İki yılın sonunda Trump’ın hazırladığı 20 maddelik imha ve işgal dayatma planına Hamas mecbur bırakıldı. Erdoğan, Hamas’ın Trump-İsrail ortak işgal planında mutabık kaldı. Ölen öldü; Gazze yerle yeksan oldu. Hamas’ın sözü kesildi, yeni yönetim Tony Blair’e teslim edilip Trump’ın hayal ettiği "Ortadoğu Rivierası" projesi devreye sokuldu.
Şimdi tekrar soralım:
7 Ekim’de ne amaçlandı, hesap neydi?
Hedef neydi, neden müzik festivalindeki sivil gençler vuruldu?
Mossad’ın bilinçli görmezden gelme oyununa neden gelindi?
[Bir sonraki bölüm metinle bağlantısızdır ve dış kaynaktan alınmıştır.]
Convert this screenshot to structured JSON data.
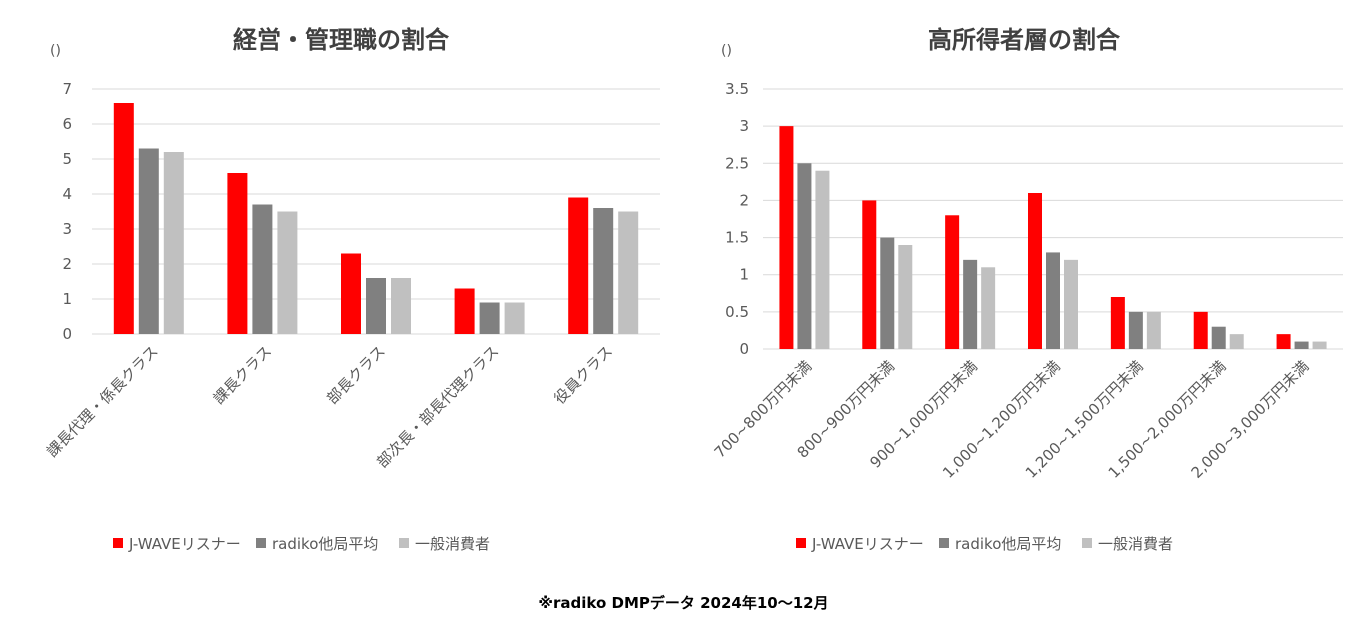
{
  "chart_data": [
    {
      "type": "bar",
      "title": "経営・管理職の割合",
      "unit_label": "()",
      "ylim": [
        0,
        7
      ],
      "yticks": [
        "0",
        "1",
        "2",
        "3",
        "4",
        "5",
        "6",
        "7"
      ],
      "categories": [
        "課長代理・係長クラス",
        "課長クラス",
        "部長クラス",
        "部次長・部長代理クラス",
        "役員クラス"
      ],
      "series": [
        {
          "name": "J-WAVEリスナー",
          "color": "#ff0000",
          "values": [
            6.6,
            4.6,
            2.3,
            1.3,
            3.9
          ]
        },
        {
          "name": "radiko他局平均",
          "color": "#808080",
          "values": [
            5.3,
            3.7,
            1.6,
            0.9,
            3.6
          ]
        },
        {
          "name": "一般消費者",
          "color": "#c0c0c0",
          "values": [
            5.2,
            3.5,
            1.6,
            0.9,
            3.5
          ]
        }
      ],
      "grid": true,
      "legend_position": "bottom"
    },
    {
      "type": "bar",
      "title": "高所得者層の割合",
      "unit_label": "()",
      "ylim": [
        0,
        3.5
      ],
      "yticks": [
        "0",
        "0.5",
        "1",
        "1.5",
        "2",
        "2.5",
        "3",
        "3.5"
      ],
      "categories": [
        "700~800万円未満",
        "800~900万円未満",
        "900~1,000万円未満",
        "1,000~1,200万円未満",
        "1,200~1,500万円未満",
        "1,500~2,000万円未満",
        "2,000~3,000万円未満"
      ],
      "series": [
        {
          "name": "J-WAVEリスナー",
          "color": "#ff0000",
          "values": [
            3.0,
            2.0,
            1.8,
            2.1,
            0.7,
            0.5,
            0.2
          ]
        },
        {
          "name": "radiko他局平均",
          "color": "#808080",
          "values": [
            2.5,
            1.5,
            1.2,
            1.3,
            0.5,
            0.3,
            0.1
          ]
        },
        {
          "name": "一般消費者",
          "color": "#c0c0c0",
          "values": [
            2.4,
            1.4,
            1.1,
            1.2,
            0.5,
            0.2,
            0.1
          ]
        }
      ],
      "grid": true,
      "legend_position": "bottom"
    }
  ],
  "footnote": "※radiko DMPデータ 2024年10～12月"
}
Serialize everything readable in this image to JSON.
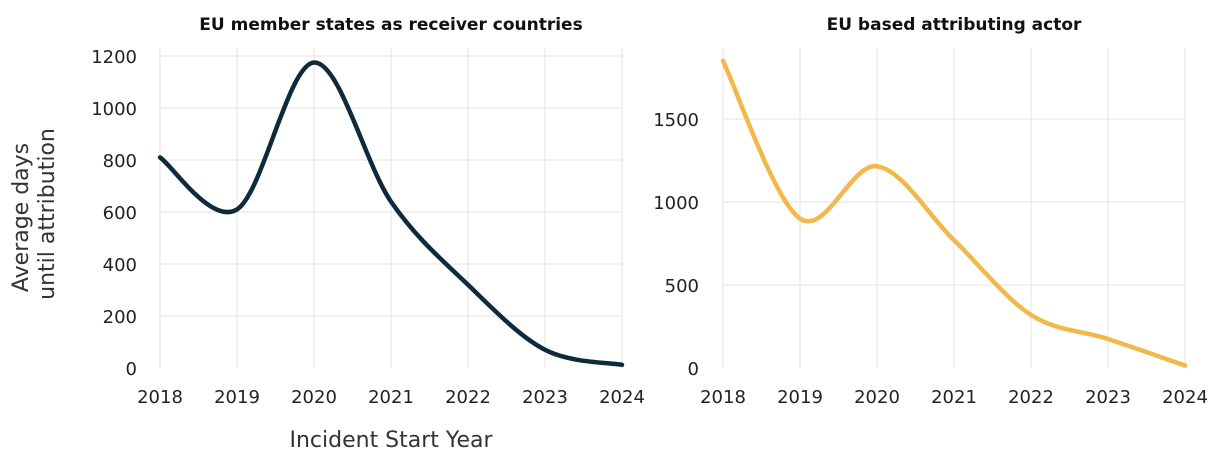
{
  "chart_data": [
    {
      "type": "line",
      "title": "EU member states as receiver countries",
      "xlabel": "Incident Start Year",
      "ylabel": "Average days until attribution",
      "ylabel_lines": [
        "Average days",
        "until attribution"
      ],
      "x": [
        2018,
        2019,
        2020,
        2021,
        2022,
        2023,
        2024
      ],
      "xticks": [
        "2018",
        "2019",
        "2020",
        "2021",
        "2022",
        "2023",
        "2024"
      ],
      "yticks": [
        0,
        200,
        400,
        600,
        800,
        1000,
        1200
      ],
      "xlim": [
        2018,
        2024
      ],
      "ylim": [
        0,
        1200
      ],
      "grid": "vertical and horizontal",
      "series": [
        {
          "color": "#0e2a3b",
          "values": [
            810,
            610,
            1175,
            640,
            320,
            70,
            12
          ]
        }
      ]
    },
    {
      "type": "line",
      "title": "EU based attributing actor",
      "xlabel": "",
      "ylabel": "",
      "x": [
        2018,
        2019,
        2020,
        2021,
        2022,
        2023,
        2024
      ],
      "xticks": [
        "2018",
        "2019",
        "2020",
        "2021",
        "2022",
        "2023",
        "2024"
      ],
      "yticks": [
        0,
        500,
        1000,
        1500
      ],
      "xlim": [
        2018,
        2024
      ],
      "ylim": [
        0,
        1500
      ],
      "grid": "vertical and horizontal",
      "series": [
        {
          "color": "#f2b84b",
          "values": [
            1850,
            900,
            1215,
            770,
            320,
            175,
            15
          ]
        }
      ]
    }
  ]
}
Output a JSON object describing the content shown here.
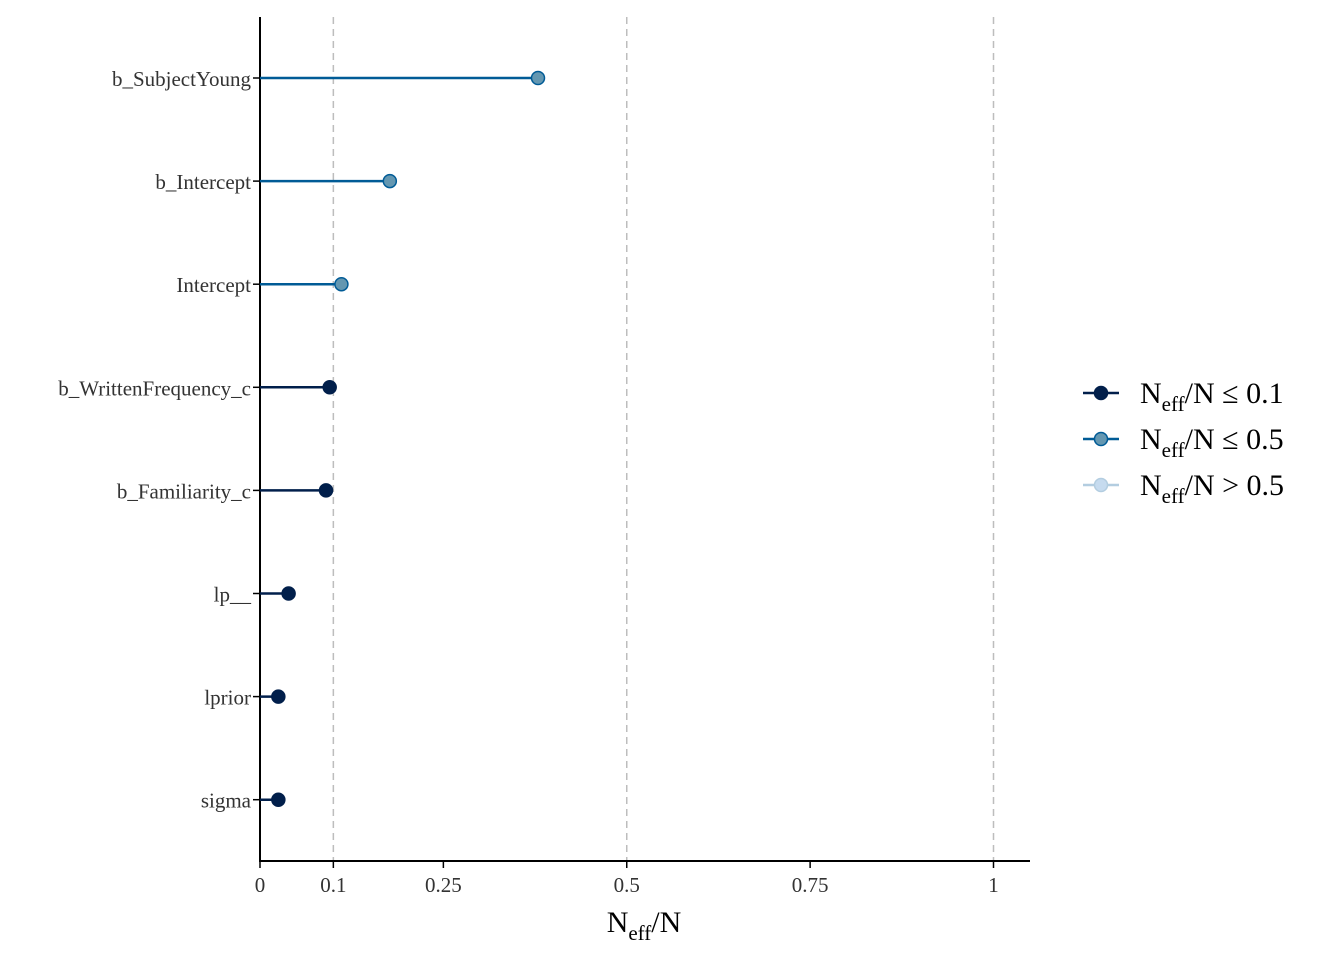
{
  "chart_data": {
    "type": "lollipop",
    "xlabel_main": "N",
    "xlabel_sub": "eff",
    "xlabel_tail": "/N",
    "xlim": [
      0,
      1.05
    ],
    "x_ticks": [
      {
        "value": 0,
        "label": "0"
      },
      {
        "value": 0.1,
        "label": "0.1"
      },
      {
        "value": 0.25,
        "label": "0.25"
      },
      {
        "value": 0.5,
        "label": "0.5"
      },
      {
        "value": 0.75,
        "label": "0.75"
      },
      {
        "value": 1,
        "label": "1"
      }
    ],
    "reference_lines": [
      0.1,
      0.5,
      1
    ],
    "categories": [
      "b_SubjectYoung",
      "b_Intercept",
      "Intercept",
      "b_WrittenFrequency_c",
      "b_Familiarity_c",
      "lp__",
      "lprior",
      "sigma"
    ],
    "values": [
      0.379,
      0.177,
      0.111,
      0.095,
      0.09,
      0.039,
      0.025,
      0.025
    ],
    "groups": [
      "mid",
      "mid",
      "mid",
      "low",
      "low",
      "low",
      "low",
      "low"
    ],
    "colors": {
      "low": {
        "fill": "#011f4b",
        "line": "#011f4b"
      },
      "mid": {
        "fill": "#6497b1",
        "line": "#005b96",
        "stroke": "#005b96"
      },
      "high": {
        "fill": "#c6dbef",
        "line": "#b3cde0",
        "stroke": "#b3cde0"
      }
    },
    "legend": {
      "position": "right",
      "items": [
        {
          "key": "low",
          "main": "N",
          "sub": "eff",
          "tail": "/N ≤ 0.1"
        },
        {
          "key": "mid",
          "main": "N",
          "sub": "eff",
          "tail": "/N ≤ 0.5"
        },
        {
          "key": "high",
          "main": "N",
          "sub": "eff",
          "tail": "/N > 0.5"
        }
      ]
    }
  }
}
—Yaklaşık 1.200 kişi neden öldürüldü?
—Yaklaşık 3.400 İsrailli neden yaralandı?
— Yaklaşık 350 sivil neden rehin alındı?
— Kendilerine "Ebabîl Kuşları" diyenler, adına “Aksa Tufanı” dedikleri saldırıyla kazanamayacakları bir savaşı neden başlattı?
—Gazze kıyametini neden hazırladınız; 70 binden fazla bebek, çocuk, kadın, yaşlının ölümüne, bebeklerin ve çocukların açlıktan yok olmasına, Gazze’nin yüzde 90’ının yerle bir edilmesine neden sebep oldunuz?
Kazanamayacağınızı bile bile böyle bir maceraya neden girdiniz?
Attığınız birkaç roket, ürküteceğinizi sandığınız İsrail’e değdi mi?
Peki, 7 Ekim saldırısını fırsata çevirip Gazze’yi harabeye çeviren ve Gazzelilere soykırım uygulayan İsrail ile Netanyahu’nun yaptığı vahşet yanlarına kâr mı kalacak?
70 bin Filistinlinin kanı yerde mi kalacak?
Ölen bebeklerin, açlıktan can veren çocukların, sokaklarda köpeklerin parçaladığı bedenlerin; bir bütün olarak yok edilen bir kentin acıları ne olacak?
Çocuk, kadın demeden sivil halkın üzerine bombalar yağdıran terör devleti İsrail ve emir verip hayatları cehenneme çeviren Netanyahu ile savaş kabinesinden hesap sorulmayacak mı?
İki milyar Müslüman, sekiz milyar insan televizyonlara kilitlenmişken; iki megalomanın narsist planına "barış" denilerek dayatılan imha ve işgal projesine Gazze halkı razı mı olacak?
Utanmadan bu rezilliğe Müslümanlar ve vicdan sahibi insanlar sessiz mi kalacak?
Arap ve İslam dünyasında Gazze’de savaşın durmasını kâr sayıp bundan kahramanlık hikayeleri üreten ahmakların varlığını vicdan sahibi insanlar kabul edecek mi?
Kabul etmemeli; hesap sormalı.
Gazze’deki barış kimsenin tekelinde olmamalı.
Çünkü bu barışı kaçınılmaz kılan, Gazze halkının destansı direnişi ve dünya halklarının vicdan hareketidir.
Londra’dan Berlin’e, Roma’dan Sidney’e, New York’tan Paris’e, Madrid’ten Tel Aviv’e hemen her yerde düzenlenen, yüz binlerce insanın katıldığı eylemler barışı mecbur kıldı. Bu gerçek görmezden gelinmemeli.
Başta İspanya Başbakanı Pedro Sánchez’in ve vicdan sahibi insanlık ailesinin verdiği kararlı mücadele sonucunda; Hamas yenilse de, Gazze yerle bir edilse de vicdan ve insanlık birlikteliği kazandı.
Netanyahu ve soykırımcı savaş kabinesi tarih sahnesinde "soykırımcı" olarak yerini aldı; korkak, kof, kabadayı Müslüman liderler ise insanlık hafızasına unutulmamak üzere kazındı.